Outside the ring was a different story.

Monzon’s life changed radically because of his success in boxing but he retained elements of his difficult youth, including an inner rage and a tendency toward violence.

His temper often got the better of him. He was known to be physically abusive to women. He did some jail time early in his career after a brawl. And he was shot twice — in the arm and shoulder blade — by his equally ill-tempered wife in 1973 but recovered to continue fighting.

However, two lives were destroyed by an incident that took place in 1988.

Monzon and his supposedly estranged second wife, Alicia Muniz, with whom he had a stormy but passionate relationship, were together in a second-story apartment in the beach resort of Mar del Plata in Argentina when they apparently began to fight.

The details will always be disputed but one thing is certain: Muniz ended up falling from the balcony and was found dead. Monzon was arrested, setting off an O.J. Simpson-like trial and media frenzy that had Argentina riveted.

Irusta remembers his countrymen glued to their televisions and radios during trial, devouring every bit of information available, as they once were glued to their TVs when he fought.

Monzon maintained his innocence but an autopsy indicated that Muniz had been strangled before she went over the balcony.
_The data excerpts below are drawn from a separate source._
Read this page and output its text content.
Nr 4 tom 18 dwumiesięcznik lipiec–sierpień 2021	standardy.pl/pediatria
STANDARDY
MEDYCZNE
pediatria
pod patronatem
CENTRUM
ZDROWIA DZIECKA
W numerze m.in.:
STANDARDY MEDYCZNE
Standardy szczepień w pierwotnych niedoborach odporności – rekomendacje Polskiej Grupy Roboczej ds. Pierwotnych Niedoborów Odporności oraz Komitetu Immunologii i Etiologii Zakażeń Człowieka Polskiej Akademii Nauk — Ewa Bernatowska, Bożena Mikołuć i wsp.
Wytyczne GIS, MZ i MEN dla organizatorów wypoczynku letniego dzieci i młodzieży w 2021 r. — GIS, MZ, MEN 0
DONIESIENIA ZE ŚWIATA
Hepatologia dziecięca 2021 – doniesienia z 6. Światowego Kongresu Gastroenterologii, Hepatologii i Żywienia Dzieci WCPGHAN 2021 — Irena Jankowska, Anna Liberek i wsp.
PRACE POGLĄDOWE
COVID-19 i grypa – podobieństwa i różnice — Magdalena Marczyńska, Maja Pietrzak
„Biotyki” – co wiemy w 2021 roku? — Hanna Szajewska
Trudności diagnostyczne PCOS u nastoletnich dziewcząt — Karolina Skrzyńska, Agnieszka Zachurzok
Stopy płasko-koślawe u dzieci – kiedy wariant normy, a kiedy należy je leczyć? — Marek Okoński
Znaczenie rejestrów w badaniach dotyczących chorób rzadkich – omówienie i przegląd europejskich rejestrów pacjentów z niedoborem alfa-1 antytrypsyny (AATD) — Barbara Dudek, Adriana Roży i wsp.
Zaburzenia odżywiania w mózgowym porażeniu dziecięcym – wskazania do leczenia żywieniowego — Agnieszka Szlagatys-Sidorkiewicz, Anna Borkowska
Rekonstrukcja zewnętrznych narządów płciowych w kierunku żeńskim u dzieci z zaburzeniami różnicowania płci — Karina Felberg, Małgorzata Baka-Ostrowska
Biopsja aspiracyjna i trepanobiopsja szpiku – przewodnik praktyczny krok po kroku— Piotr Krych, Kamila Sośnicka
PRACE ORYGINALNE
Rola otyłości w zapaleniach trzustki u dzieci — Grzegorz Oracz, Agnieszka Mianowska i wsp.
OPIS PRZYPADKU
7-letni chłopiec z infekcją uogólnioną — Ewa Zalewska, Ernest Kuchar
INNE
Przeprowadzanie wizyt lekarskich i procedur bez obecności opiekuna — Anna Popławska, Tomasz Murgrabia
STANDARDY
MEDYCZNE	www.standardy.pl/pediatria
He was convicted of murder and sentenced to 11 years in prison.

The hero of Argentina had become an inmate.

“Me and my bad temper are the ones responsible for this,” Monzon said, obviously taking some of the blame. “Yes, me and my bad temper.”

Irusta visited Monzon in prison several times and found a broken man. He turned to religion, Irusta said, and became very withdrawn.

The former champ continued to maintain his innocence in spite of his comments about his temper, even recalling to Irusta happy days he spent with Alicia, and often asked to see the son they had together, Maximiliano.

Irusta was deeply saddened.

“He was another man,” Irusta said. “When he was champion, he was like a king or a lion. He used to walk in a way that made him look important. In jail, he was nothing. The man who used to give orders to people was now a man who said, ‘Yes sir, yes sir.’

“Yes, it’s a sad story.”

And it became even sadder.

Monzon, due to be released soon, was driving back to prison after a weekend furlough when he drove off a road and his car overturned not far from his home in Santa Fe. Monzon, 52, and a passenger were killed.

So ended the life of one of Argentina’s greatest sports and cultural figures, lying on the side of a road “looking up at the Santa Fe sky,” as Irusta put it.

Memories of him are complicated. Those from Santa Fe, obviously forgiving, remember him as a local hero who conquered the boxing world. Irusta said his people chanted his name at his funeral. Those from Buenos Aires, the capital, remember a great fighter but one who took the life of an innocent young woman.

“Many people won’t pardon him,” Irusta said. “It’s a very difficult, sad story. I suppose that night he was drunk or under the affects of drugs. He lost his mind. And I suppose he used to love Alicia Muniz.”

Irusta’s voice trailed off.

“Many years have passed now. There has never another champion like Monzon. He’s the No. 1 boxing champion in our history. I think now that’s what people want to remember. I think there are other things they want to forget.”